Book Review: Rez Dog Blues & The Haiku: A Savage Life in Bits and Pieces


William George Lindsay’s novel was the winner of Best Indie Book Award for Native American Fiction in 2023 and finalist for six other awards. I will begin this review by quoting the author directly:

Publishers want to sell books and they are all looking to what they think is just the right book on reconciliation and decolonization, soft enough to go into high school rooms and book clubs.They would have torn my book to shreds to make that happen.

This is an apt caution for would-be readers of this autobiographical novel. There is a liberal amount of humour, love, and friendship, juxtaposed with scenes of violence and exploitation. The main character, Liam, is inducted at an early age to a lifestyle of intense partying with alcohol and soft drugs.

Liam had a cruel stepmother and, later on, a selfish, arrogant stepfather. However, the antidotes to these characters are sensitive uncles, aunts, cousins, and friends. These appear regularly in the novel and he obviously loves them.

A streak of humour runs throughout the book, suppressed only briefly during the darkest passages. The lighter subjects are, among others, bingo, reservation soup, and Elvis (described as “the subject of a thousand black velvet paintings hung somewhere on every Indian reserve”).
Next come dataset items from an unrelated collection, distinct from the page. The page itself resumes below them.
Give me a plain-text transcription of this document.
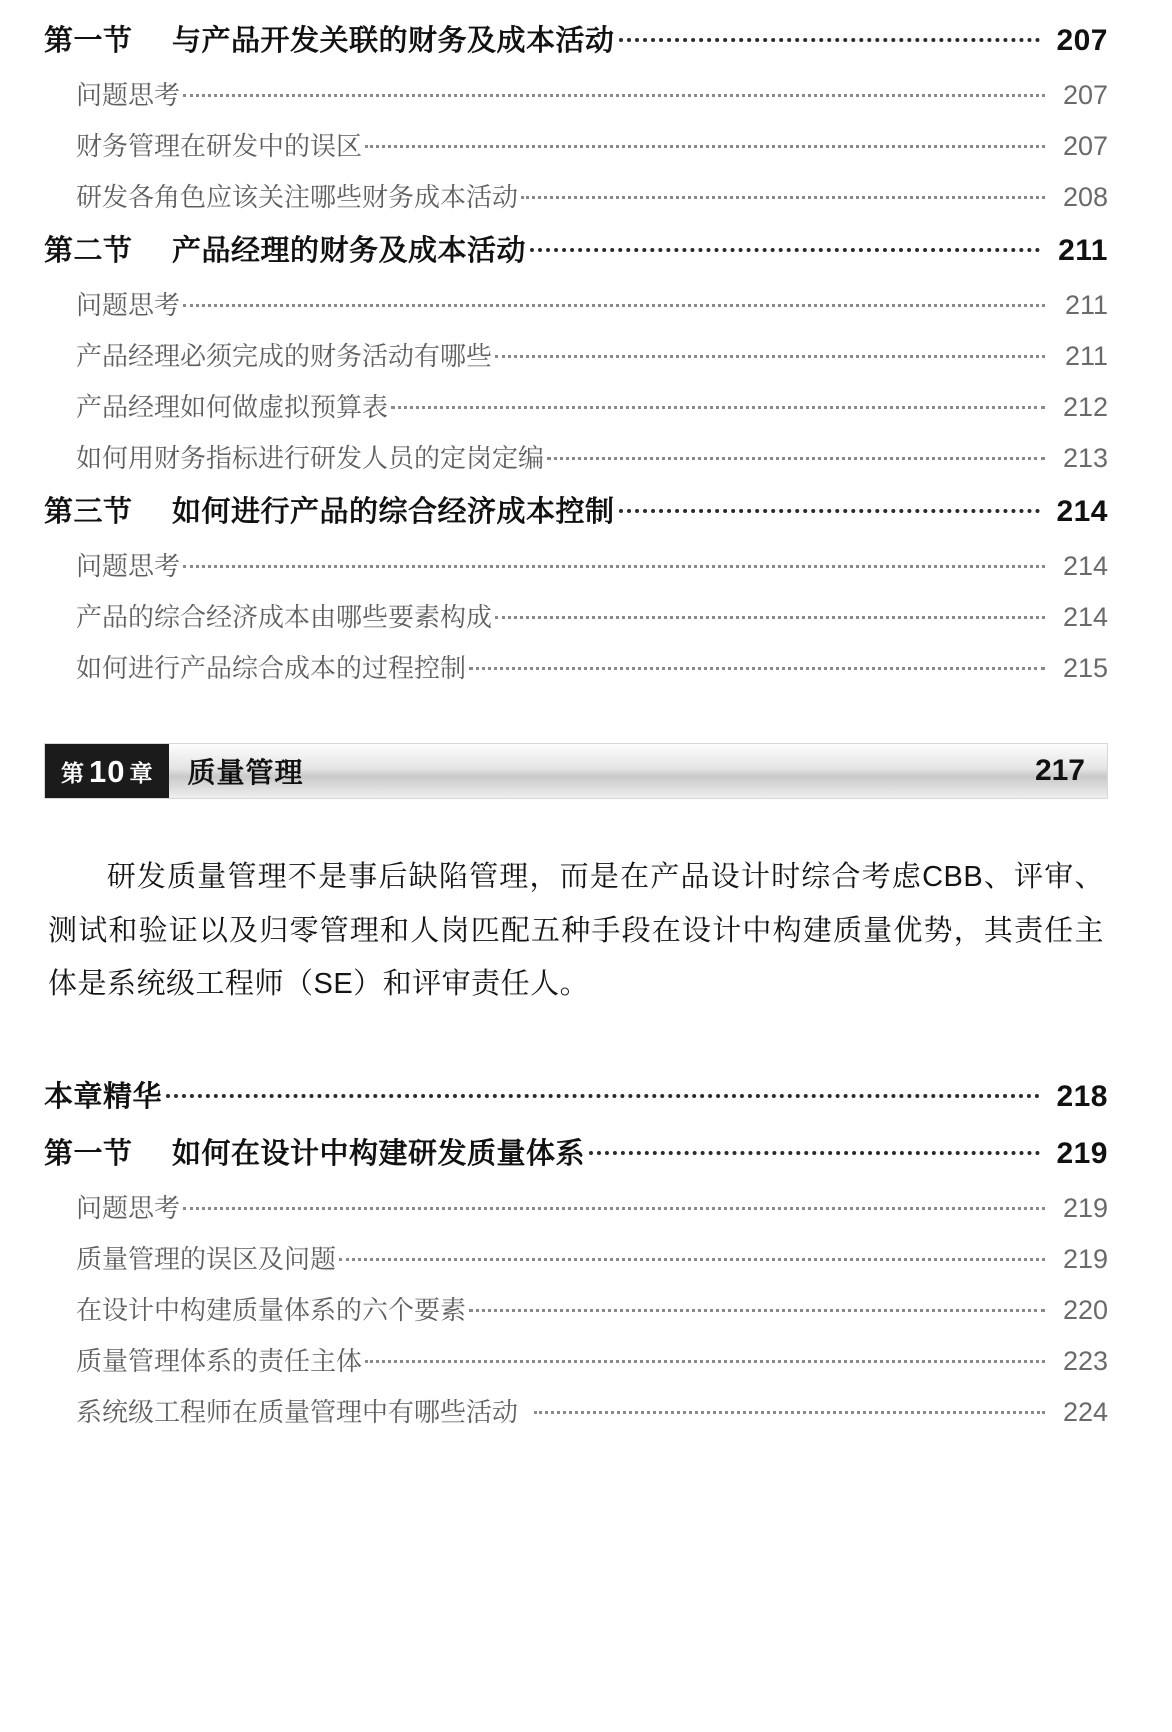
第一节	与产品开发关联的财务及成本活动	207
问题思考	207
财务管理在研发中的误区	207
研发各角色应该关注哪些财务成本活动	208
第二节	产品经理的财务及成本活动	211
问题思考	211
产品经理必须完成的财务活动有哪些	211
产品经理如何做虚拟预算表	212
如何用财务指标进行研发人员的定岗定编	213
第三节	如何进行产品的综合经济成本控制	214
问题思考	214
产品的综合经济成本由哪些要素构成	214
如何进行产品综合成本的过程控制	215
第 10 章	质量管理	217

研发质量管理不是事后缺陷管理，而是在产品设计时综合考虑CBB、评审、测试和验证以及归零管理和人岗匹配五种手段在设计中构建质量优势，其责任主体是系统级工程师（SE）和评审责任人。

本章精华	218
第一节	如何在设计中构建研发质量体系	219
问题思考	219
质量管理的误区及问题	219
在设计中构建质量体系的六个要素	220
质量管理体系的责任主体	223
系统级工程师在质量管理中有哪些活动	224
We are also introduced to the ins and outs of working in a car wash, fighting forest fires, and being a junior forest warden. More seriously though, Liam is sustained by his lifelong love of literature, and he struggles to complete his formal education. Obviously, he is also a fan of punk rock, but I am not going to comment because I am just a Broadway-loving queen myself. This book is so rich in content that the reader is drawn in and swept along chapter after chapter.

A portion of the novel is devoted to the archetypal road trip. Liam and three reservation wiseguys cross America in the Rez Rocket. They are thrown off the tourist bus at Little Big Horn, they skip Mount Rushmore (dead white colonizers) and they are not fond of the St. Louis Arch (monument to the colonization of the West—“kiss my arch”). More popular were the Canyon de Chelly, the Navajo cliff houses, and the mounds of Cahokia. I most admire the author’s prose style—consistently energetic and slangy, yet never forced or inauthentic (at least to my uneducated ear). I sincerely hope to see more of his writing in the future. A monthly column perhaps?